David Benton Runnells, Architect 1913-1973
Architect, David B. Runnells traveled extensively in Europe after graduating from the University of Illinois. He was heavily influenced by the work of Alvar Aalto while traveling through, Finland and Sweden on a scholarship to the University of Stockholm.
Runnells was a student of Eliel and Eero Saarinen, studying city planning at Cranbrook, a hotbed of modern design education. Other students attending at that time were Charles and Ray Eames, Florence Knoll, Harry Bertoia, Benjamin Baldwin, Harry Weese and Jack Lenor Larsen. Runnells worked in the Saarinen offices during part of World War II and did competitions with co-worker and Case Study House Architect, Ralph Rapson.

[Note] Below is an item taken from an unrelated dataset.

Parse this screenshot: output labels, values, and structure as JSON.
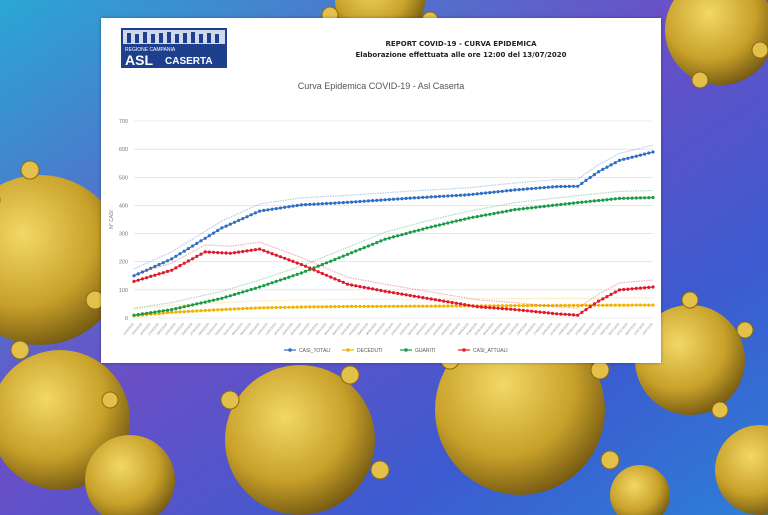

Runnells eventually settled in Kansas City sometime around 1941 as head of the industrial design department of the Kansas City Art Institute. He was a director of planning with the Kansas City Planning Department from 1943-46. He became an architect in 1946 and partnered in Runnells Clark Waugh and Matsumoto Architects. Together, they did one of his best known projects, the new Art School building for the Kansas City Art Institute. The only other project known to have come from that partnership is the James I. Clark Residence.

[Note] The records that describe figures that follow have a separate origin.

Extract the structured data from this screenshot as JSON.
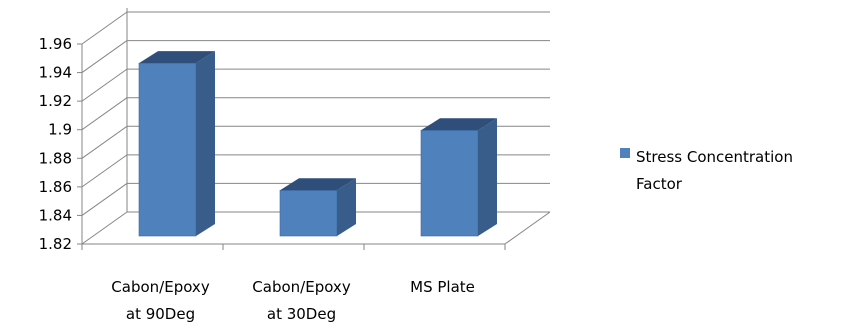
{
  "chart_data": {
    "type": "bar",
    "style": "3d-column",
    "title": "",
    "xlabel": "",
    "ylabel": "",
    "categories": [
      [
        "Cabon/Epoxy",
        "at 90Deg"
      ],
      [
        "Cabon/Epoxy",
        "at 30Deg"
      ],
      [
        "MS Plate"
      ]
    ],
    "series": [
      {
        "name": "Stress Concentration Factor",
        "values": [
          1.955,
          1.866,
          1.908
        ],
        "color": "#4F81BD"
      }
    ],
    "ylim": [
      1.82,
      1.96
    ],
    "yticks": [
      "1.82",
      "1.84",
      "1.86",
      "1.88",
      "1.9",
      "1.92",
      "1.94",
      "1.96"
    ],
    "grid": true,
    "legend": {
      "position": "right",
      "lines": [
        "Stress Concentration",
        "Factor"
      ]
    }
  }
}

After the partnership dissolved, with Waugh and Matsumoto leaving to teach, Runnells went on to do merchant home builder designs and custom homes, many of which were built by modern builder, Don Drummond. The Revere Homes are his best known merchant builder design. The Reed Residence is the best surviving example of his large custom residential work. The two custom personal residences that he designed for himself and for Don Drummond have both been demolished. His 1966 design for the Alpha Kappa Lambda Fraternity in Lawrence, Kansas has also been demolished.